Nonparametric relevance-shifted multiple testing procedures for the analysis of high-dimensional multivariate data with small sample sizes
1 Department of Biometry, Hannover Medical School, Carl-Neuberg-Str. 1, D-30625 Hannover, Germany
2 Institute of Biostatistics, Leibniz University of Hannover, Herrenhäuserstr. 2 D-30419 Hannover Germany
3 Institute for Biometry and Medical Informatics, Otto von Guericke University Magdeburg, Leipziger Str. 44, D-39120 Magdeburg, Germany
BMC Bioinformatics 2008, 9:54 doi:10.1186/1471-2105-9-54Published: 27 January 2008
In many research areas it is necessary to find differences between treatment groups with several variables. For example, studies of microarray data seek to find a significant difference in location parameters from zero or one for ratios thereof for each variable. However, in some studies a significant deviation of the difference in locations from zero (or 1 in terms of the ratio) is biologically meaningless. A relevant difference or ratio is sought in such cases.
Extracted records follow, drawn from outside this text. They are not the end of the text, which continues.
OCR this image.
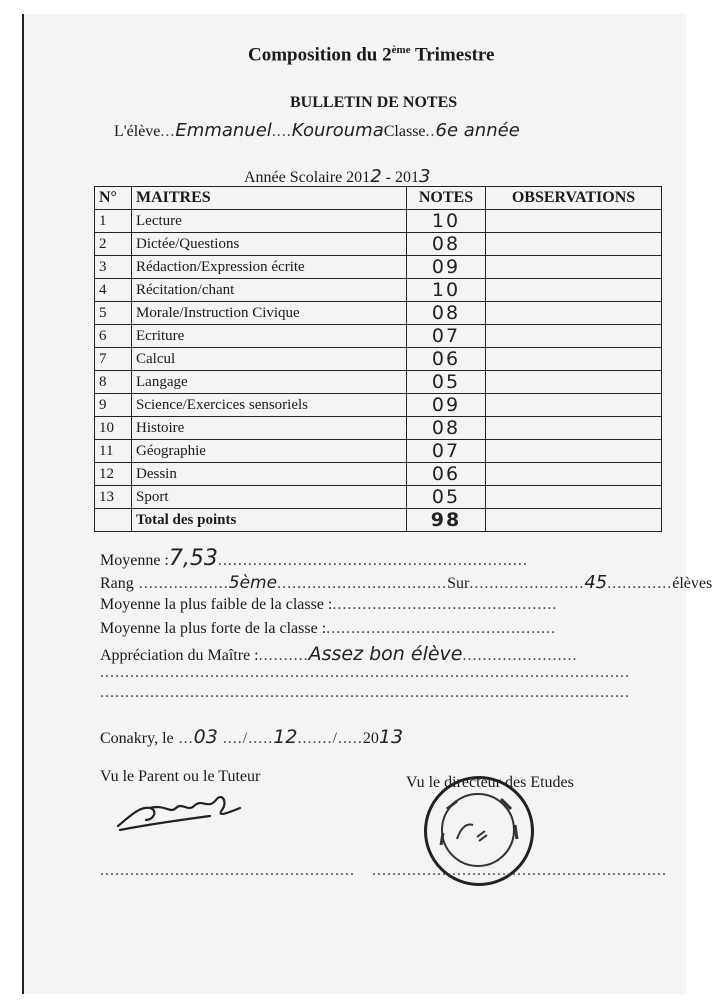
Composition du 2ème Trimestre
BULLETIN DE NOTES
L'élève...Emmanuel....KouroumaClasse..6e année
Année Scolaire 2012 - 2013
N°	MAITRES	NOTES	OBSERVATIONS
1	Lecture	10	
2	Dictée/Questions	08	
3	Rédaction/Expression écrite	09	
4	Récitation/chant	10	
5	Morale/Instruction Civique	08	
6	Ecriture	07	
7	Calcul	06	
8	Langage	05	
9	Science/Exercices sensoriels	09	
10	Histoire	08	
11	Géographie	07	
12	Dessin	06	
13	Sport	05	
	Total des points	98	
Moyenne :7,53..............................................................
Rang ..................5ème..................................Sur.......................45.............élèves
Moyenne la plus faible de la classe :.............................................
Moyenne la plus forte de la classe :..............................................
Appréciation du Maître :..........Assez bon élève.......................
..........................................................................................................
..........................................................................................................
Conakry, le ...03 ..../.....12......./.....2013
Vu le Parent ou le Tuteur	Vu le directeur des Etudes
................................................... ...........................................................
This article addresses the use of relevance-shifted tests on ratios for a multivariate parallel two-sample group design. Two empirical procedures are proposed which embed the relevance-shifted test on ratios. As both procedures test a hypothesis for each variable, the resulting multiple testing problem has to be considered. Hence, the procedures include a multiplicity correction. Both procedures are extensions of available procedures for point null hypotheses achieving exact control of the familywise error rate. Whereas the shift of the null hypothesis alone would give straight-forward solutions, the problems that are the reason for the empirical considerations discussed here arise by the fact that the shift is considered in both directions and the whole parameter space in between these two limits has to be accepted as null hypothesis.
The first algorithm to be discussed uses a permutation algorithm, and is appropriate for designs with a moderately large number of observations. However, many experiments have limited sample sizes. Then the second procedure might be more appropriate, where multiplicity is corrected according to a concept of data-driven order of hypotheses.